BRASÍLIA – Diz o senso comum que as conchas do prédio do Congresso Nacional são invertidas para expressar atribuições constitucionais: a do plenário da Câmara é voltada para cima, como um recipiente, por ser onde o povo deposita suas demandas; a do Senado, para baixo, como uma tampa, expressa o “poder que vem de cima”, pois a Casa representa os Estados da federação. Essa versão deu sentido prático ao desenho de Oscar Niemeyer, mas não tem relação direta com os motivos artísticos do arquiteto.
Para o leitor mais apressado, eis a resposta curta: Niemeyer rascunhou opções sem conchas, com conchas viradas para o mesmo lado, à frente e por cima da estrutura, e até modelos com três cúpulas; descartou todas e escolheu a versão atual porque a preferiu. Simples assim, sem o intuito de expressar em curvas a função de cada plenário. E como referências, trabalhos dele mesmo: um de São Paulo e outro de Caracas, na Venezuela.

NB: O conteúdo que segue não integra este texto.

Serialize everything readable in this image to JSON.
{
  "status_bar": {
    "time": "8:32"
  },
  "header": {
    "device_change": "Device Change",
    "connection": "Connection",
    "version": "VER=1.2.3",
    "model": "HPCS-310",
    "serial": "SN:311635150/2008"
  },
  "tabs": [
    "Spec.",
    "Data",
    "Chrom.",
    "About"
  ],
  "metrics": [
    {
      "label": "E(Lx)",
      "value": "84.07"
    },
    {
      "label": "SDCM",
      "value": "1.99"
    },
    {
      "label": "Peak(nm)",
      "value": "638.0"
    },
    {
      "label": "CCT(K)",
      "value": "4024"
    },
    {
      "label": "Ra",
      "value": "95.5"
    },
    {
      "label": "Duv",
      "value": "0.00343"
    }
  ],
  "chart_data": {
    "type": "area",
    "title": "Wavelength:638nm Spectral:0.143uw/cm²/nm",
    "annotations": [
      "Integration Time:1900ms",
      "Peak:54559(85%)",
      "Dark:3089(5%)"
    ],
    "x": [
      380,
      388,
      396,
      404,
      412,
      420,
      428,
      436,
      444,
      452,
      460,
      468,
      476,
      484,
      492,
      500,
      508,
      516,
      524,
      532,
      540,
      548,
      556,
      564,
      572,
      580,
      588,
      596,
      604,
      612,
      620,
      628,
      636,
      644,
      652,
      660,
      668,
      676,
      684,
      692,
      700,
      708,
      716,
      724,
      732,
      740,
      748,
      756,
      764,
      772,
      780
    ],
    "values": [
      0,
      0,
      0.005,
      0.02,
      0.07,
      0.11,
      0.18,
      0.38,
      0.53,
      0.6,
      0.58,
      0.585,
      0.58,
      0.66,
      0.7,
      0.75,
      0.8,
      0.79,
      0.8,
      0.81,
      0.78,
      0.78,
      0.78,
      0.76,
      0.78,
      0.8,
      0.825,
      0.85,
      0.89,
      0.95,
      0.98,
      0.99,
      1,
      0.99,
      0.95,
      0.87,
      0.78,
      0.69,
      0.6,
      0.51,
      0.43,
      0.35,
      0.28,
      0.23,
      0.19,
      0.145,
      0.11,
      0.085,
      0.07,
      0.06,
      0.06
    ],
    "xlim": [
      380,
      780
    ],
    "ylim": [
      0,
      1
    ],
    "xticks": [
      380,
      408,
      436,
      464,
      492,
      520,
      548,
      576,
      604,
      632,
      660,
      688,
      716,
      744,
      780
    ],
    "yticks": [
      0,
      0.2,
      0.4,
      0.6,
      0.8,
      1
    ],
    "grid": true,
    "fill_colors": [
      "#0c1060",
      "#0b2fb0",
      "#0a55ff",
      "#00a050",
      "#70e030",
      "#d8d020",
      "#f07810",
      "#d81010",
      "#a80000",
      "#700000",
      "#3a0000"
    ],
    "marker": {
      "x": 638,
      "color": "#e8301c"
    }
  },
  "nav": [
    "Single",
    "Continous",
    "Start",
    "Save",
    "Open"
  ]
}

A resposta mais longa, escondida em estudos preliminares e anteprojetos para a cidade planejada entre 1956 e 1957 é um passeio pela História da construção de Brasília e da política nacional. É também uma prova contundente do poder criativo e provocativo de Oscar Niemeyer, que faleceu em dezembro de 2012 aos 104 anos.
Os desenhos à mão
Entre os estudos de Oscar Niemeyer para a configuração do Palácio do Congresso, algumas propostas bem distintas da atual ficaram pelo caminho. Em uma delas, sem cúpulas, os plenários ficavam nas extremidades da estrutura horizontal do prédio, mantendo as torres centrais destinadas a gabinetes.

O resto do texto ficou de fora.